Since then, Labor and its left-wing ally, Meretz, have been pummeled at the polls. In the March election that brought Bennett to power, Labor and Meretz combined for only 13 of 120 seats in the Knesset, Israel’s parliament. The center-left political base that once dominated Israeli politics has essentially disappeared.

The new Israeli majority is decidedly right-wing. Three right-wing parties that cater to ultra-Orthodox Jews won 22 seats in the election, and the hawkish Likud — still led by Israel’s longest-serving prime minister, Benjamin Netanyahu — won another 30. Yamina, which attracts its strongest relative support in the West Bank settlements from religious and secular Jews, took an additional seven seats while yet another Likud offshoot — the New Hope party — won six. New Hope’s leader, Gideon Sa’ar, has also supported West Bank annexation and opposed Palestinian statehood. In other words, 65 of the Knesset’s 120 seats are held by parties demonstrably opposed to virtually all of Biden’s Middle East agenda.

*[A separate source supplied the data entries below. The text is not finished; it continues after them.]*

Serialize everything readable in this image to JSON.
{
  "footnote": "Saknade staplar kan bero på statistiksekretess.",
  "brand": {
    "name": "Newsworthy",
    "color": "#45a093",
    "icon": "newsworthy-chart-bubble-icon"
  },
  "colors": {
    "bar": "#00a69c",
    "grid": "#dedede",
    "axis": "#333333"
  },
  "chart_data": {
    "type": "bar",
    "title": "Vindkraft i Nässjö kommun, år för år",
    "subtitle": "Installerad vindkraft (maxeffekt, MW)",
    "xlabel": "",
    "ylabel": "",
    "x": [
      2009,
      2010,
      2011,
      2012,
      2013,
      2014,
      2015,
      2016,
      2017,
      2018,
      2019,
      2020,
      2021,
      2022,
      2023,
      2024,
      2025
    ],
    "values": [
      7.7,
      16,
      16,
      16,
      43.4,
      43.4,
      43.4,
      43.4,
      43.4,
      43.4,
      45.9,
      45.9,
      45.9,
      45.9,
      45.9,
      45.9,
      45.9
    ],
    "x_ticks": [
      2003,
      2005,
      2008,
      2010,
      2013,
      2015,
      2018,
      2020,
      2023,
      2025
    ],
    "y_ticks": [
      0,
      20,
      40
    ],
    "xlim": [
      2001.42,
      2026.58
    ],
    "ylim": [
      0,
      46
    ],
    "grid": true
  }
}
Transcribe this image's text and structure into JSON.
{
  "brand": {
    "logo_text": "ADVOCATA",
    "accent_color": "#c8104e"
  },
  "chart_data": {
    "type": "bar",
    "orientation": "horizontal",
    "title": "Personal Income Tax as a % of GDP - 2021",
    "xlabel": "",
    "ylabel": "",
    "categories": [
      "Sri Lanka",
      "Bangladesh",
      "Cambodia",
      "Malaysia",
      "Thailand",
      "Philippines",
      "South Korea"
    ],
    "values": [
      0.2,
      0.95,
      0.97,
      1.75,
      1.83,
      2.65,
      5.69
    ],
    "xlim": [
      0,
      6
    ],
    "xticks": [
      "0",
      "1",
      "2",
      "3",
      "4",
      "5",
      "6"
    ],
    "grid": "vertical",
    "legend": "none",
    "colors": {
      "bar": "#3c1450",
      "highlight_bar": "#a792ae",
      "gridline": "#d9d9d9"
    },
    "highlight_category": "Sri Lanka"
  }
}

These facts actually understate the degree of opposition within Israel to Biden’s policies of accommodation with Iran and the Palestinians. Avigdor Liberman’s Yisrael Beiteinu party is staunchly secular, which places it in opposition to the ultra-Orthodox parties. It nevertheless supports annexing at least the Jordan Valley, and Liberman has previously proposed trading Arab communities within Israel for Jewish West Bank settlements in any two-state solution. Defense Minister Benny Gantz, head of the centrist Blue and White party, has always struck hawkish tones on Iran and has pledged to never let Iran have a nuclear weapon. Add those parties’ 15 seats to the right-wing’s 65, and one finds two-thirds of the Israeli Knesset inalterably opposed to key elements of Biden’s agenda. No wonder 63 percent of Israelis supported Trump over Biden in a November pre-election poll.

The right-wing majority is likely to increase over time because of immigration and the growing ultra-Orthodox population. Haredi families have an average of 6.5 children apiece, nearly triple the 2.2 children of other Israeli Jewish families. This will increase the ultra-Orthodox share of the Israeli population dramatically, further shifting political trends to the right. Roughly 30,000 people immigrated each year to Israel before the pandemic, many of whom are religiously motivated Jews who settle in the West Bank. Immigrants are estimated to comprise as much as half of the more than 475,000 Israelis who live in settlements. Those numbers have a huge political impact in a country of 9.3 million people.

Israel is already among the most right-wing countries in the developed world. That inalterable fact will inevitably complicate the relationship between the United States and Israel no matter what those countries’ leaders want to say in public.